Los náufragos del siglo XXI intentan salvarse a sí mismos y a través de las redes vierten sus angustias tanto como sus delirios, a la manera de irrealidades que chocan con la verdad objetiva; y atienden y responden de conjunto sólo al grito de quien les ofrece comprensión y acompañamiento genuinos, entrega desprendida. Acaso esperan que sus tragedias de huérfanos y desheredados derive en drama con alternativas. No se embarazan con las profundidades, pero buscan afectos sobre la superficie de las aguas encrespadas que les arrastran sin destino cierto.
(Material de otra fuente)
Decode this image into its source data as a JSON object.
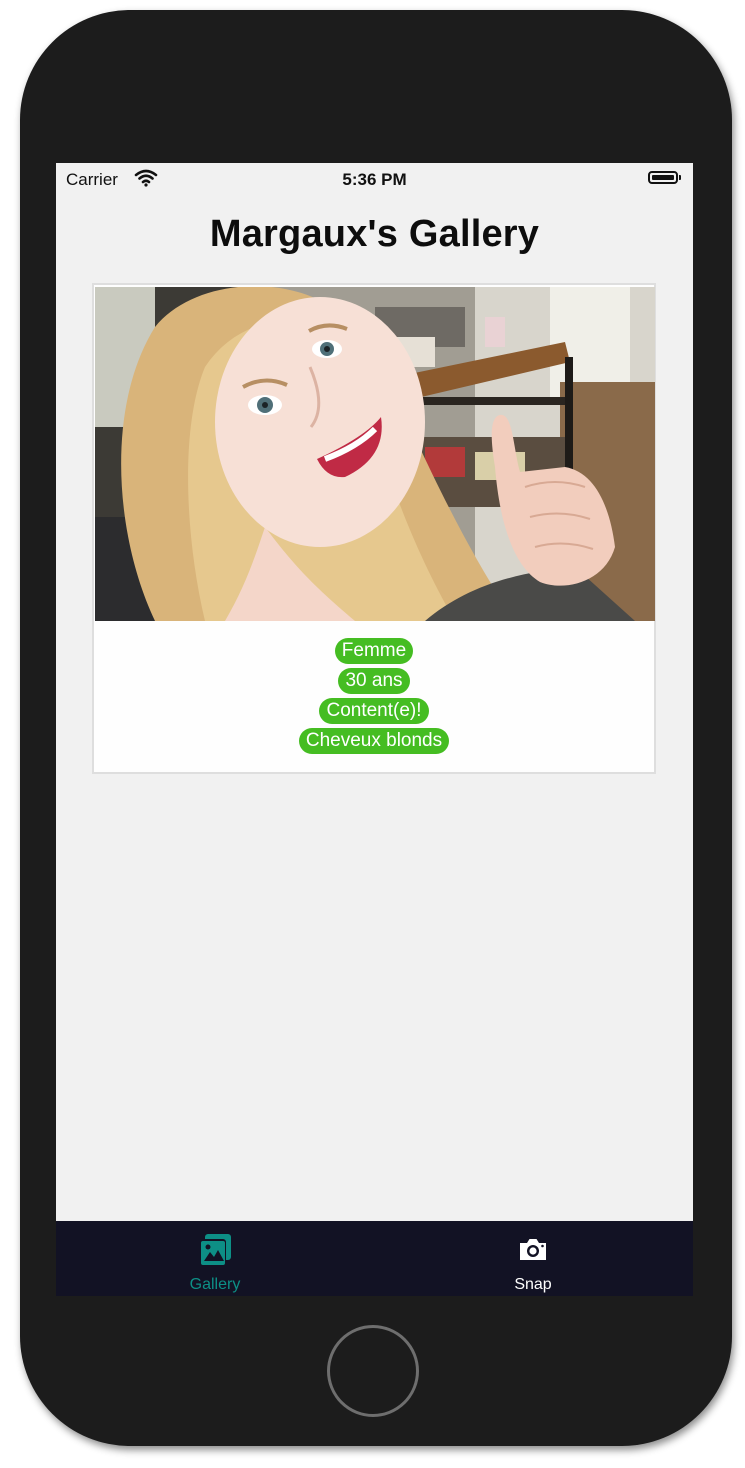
{
  "status_bar": {
    "carrier": "Carrier",
    "time": "5:36 PM"
  },
  "header": {
    "title": "Margaux's Gallery"
  },
  "gallery": {
    "cards": [
      {
        "photo_icon": "selfie-photo",
        "tags": [
          "Femme",
          "30 ans",
          "Content(e)!",
          "Cheveux blonds"
        ]
      }
    ]
  },
  "tab_bar": {
    "tabs": [
      {
        "label": "Gallery",
        "icon": "gallery-icon",
        "active": true
      },
      {
        "label": "Snap",
        "icon": "camera-icon",
        "active": false
      }
    ]
  },
  "colors": {
    "tag_background": "#45bd22",
    "tab_bar_background": "#121224",
    "tab_active": "#0d8f86",
    "tab_inactive": "#ffffff",
    "screen_background": "#f1f1f1"
  }
}
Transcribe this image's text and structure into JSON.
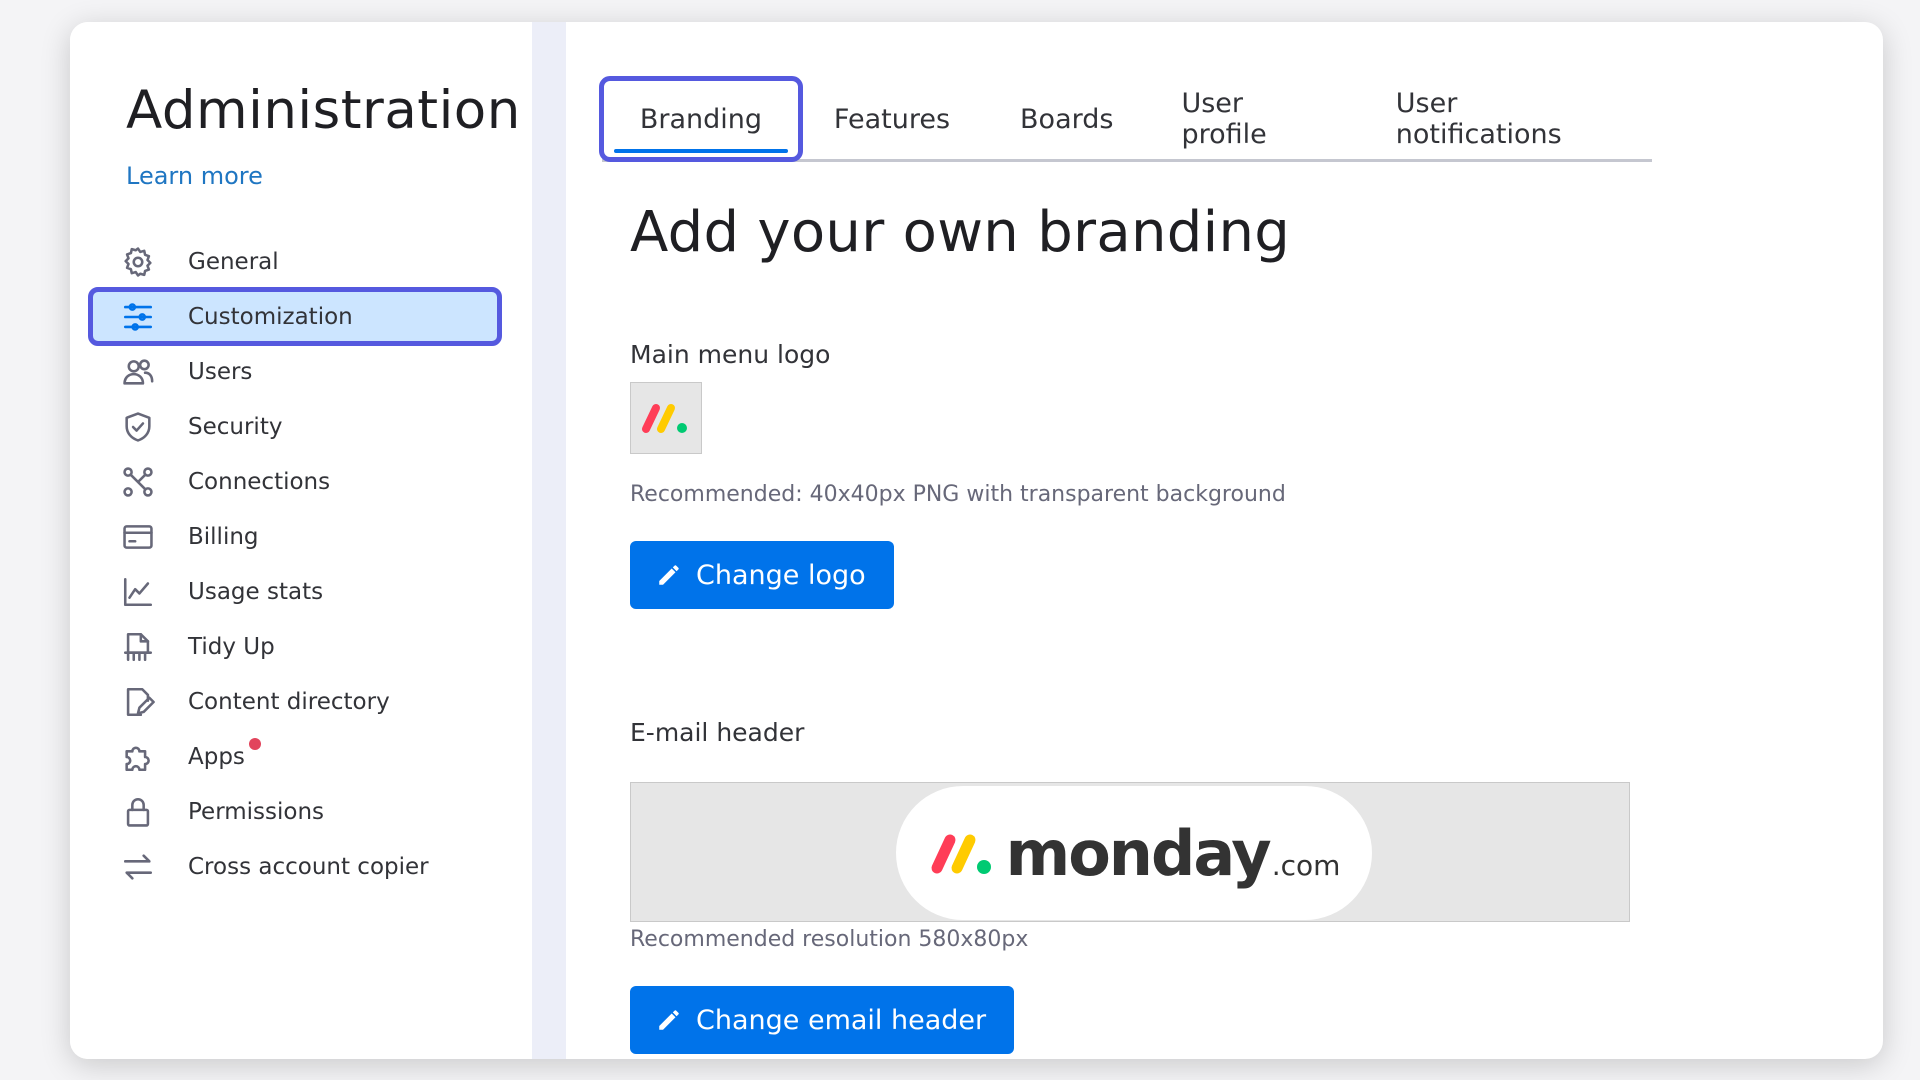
{
  "sidebar": {
    "title": "Administration",
    "learn_more": "Learn more",
    "items": [
      {
        "label": "General",
        "icon": "gear-icon"
      },
      {
        "label": "Customization",
        "icon": "sliders-icon",
        "active": true
      },
      {
        "label": "Users",
        "icon": "users-icon"
      },
      {
        "label": "Security",
        "icon": "shield-icon"
      },
      {
        "label": "Connections",
        "icon": "connections-icon"
      },
      {
        "label": "Billing",
        "icon": "credit-card-icon"
      },
      {
        "label": "Usage stats",
        "icon": "chart-icon"
      },
      {
        "label": "Tidy Up",
        "icon": "tidy-up-icon"
      },
      {
        "label": "Content directory",
        "icon": "content-directory-icon"
      },
      {
        "label": "Apps",
        "icon": "puzzle-icon",
        "notification_dot": true
      },
      {
        "label": "Permissions",
        "icon": "lock-icon"
      },
      {
        "label": "Cross account copier",
        "icon": "arrows-swap-icon"
      }
    ]
  },
  "tabs": [
    {
      "label": "Branding",
      "active": true
    },
    {
      "label": "Features"
    },
    {
      "label": "Boards"
    },
    {
      "label": "User profile"
    },
    {
      "label": "User notifications"
    }
  ],
  "main": {
    "title": "Add your own branding",
    "logo_section": {
      "label": "Main menu logo",
      "hint": "Recommended: 40x40px PNG with transparent background",
      "button": "Change logo"
    },
    "email_section": {
      "label": "E-mail header",
      "wordmark": "monday",
      "wordmark_suffix": ".com",
      "hint": "Recommended resolution 580x80px",
      "button": "Change email header"
    }
  },
  "colors": {
    "accent": "#0073ea",
    "highlight_outline": "#5559df",
    "active_bg": "#cce5ff",
    "logo_red": "#ff3d57",
    "logo_yellow": "#ffcb00",
    "logo_green": "#00ca72"
  }
}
Quienes vienen de los finales del siglo XX y son testigos del siglo XXI se dirán estoicos, realistas sin apriorismos morales para mejor entender al mundo de lo sensible, de suyo se creerán mejor preparados para trillar con lo novedoso en el metaverso; pero, tal como lo dirían los antiguos si nos mirasen desde sus espejos, las generaciones globales son adictas al placer como los epicúreos. Ven a los espacios vacíos y a sus átomos en movimiento indetenible, chocando al azar e innovando en el marco de libertades negativas, en búsqueda de liberarse de todo hado estoico.